Long-Term Care and Home Care Costs in Kentucky

On average, long-term care options for seniors in Kentucky are less expensive than the average national costs, according to statistics from the Genworth Cost of Care Survey for 2021. In Kentucky, home health care services cost $4,767 per month, assisted living costs an average of $3,448 per month, and nursing home facility costs start at $7,178.

However, despite being relatively cheaper than national averages, Kentucky’s annual costs of $57,204 for home health care, $41,376 for assisted living, and $86,136 for nursing home facilities are still significantly higher than the median annual income of $36,161 for Kentucky seniors. As a result, many senior residents of Kentucky may struggle to pay for the care they need without financial assistance.

Assistance for Low Income Seniors in Kentucky

With long-term care costs outpacing the average income Kentucky seniors earn, these crucial services can quickly become a cause for concern for seniors earning $30,000 or less annually.
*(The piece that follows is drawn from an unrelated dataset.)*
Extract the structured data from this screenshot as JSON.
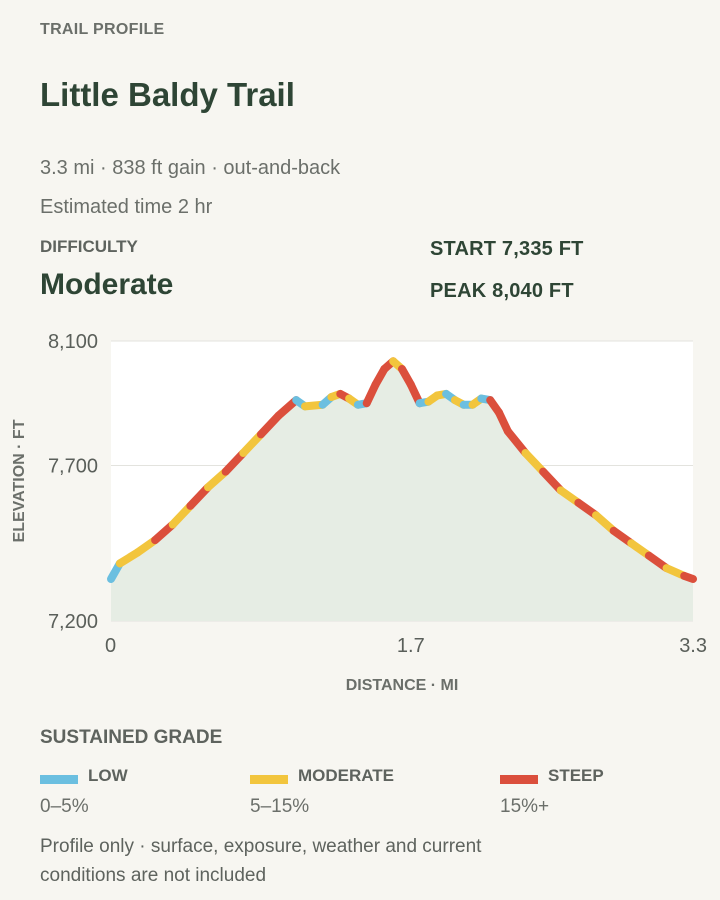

To help address this need, both federal and state governments provide several programs and services to assist seniors with paying for long-term care. Medicaid is one of the largest and most accessible federal health care programs for low-income seniors, along with Medicare. Individuals who meet the financial and medical eligibility requirements can have their home health care costs completely covered.

As another way to supplement long-term care payments, Medicaid beneficiaries who don’t have all their necessary care services can access subsidized health care plans through the Affordable Care Act. Additionally, many senior military veterans with a VA pension are likely eligible for the Aid and Attendance benefit, which was created to help pay for long-term care. To qualify, beneficiaries must meet various eligibility terms, including requiring assistance with one or more activities for daily living.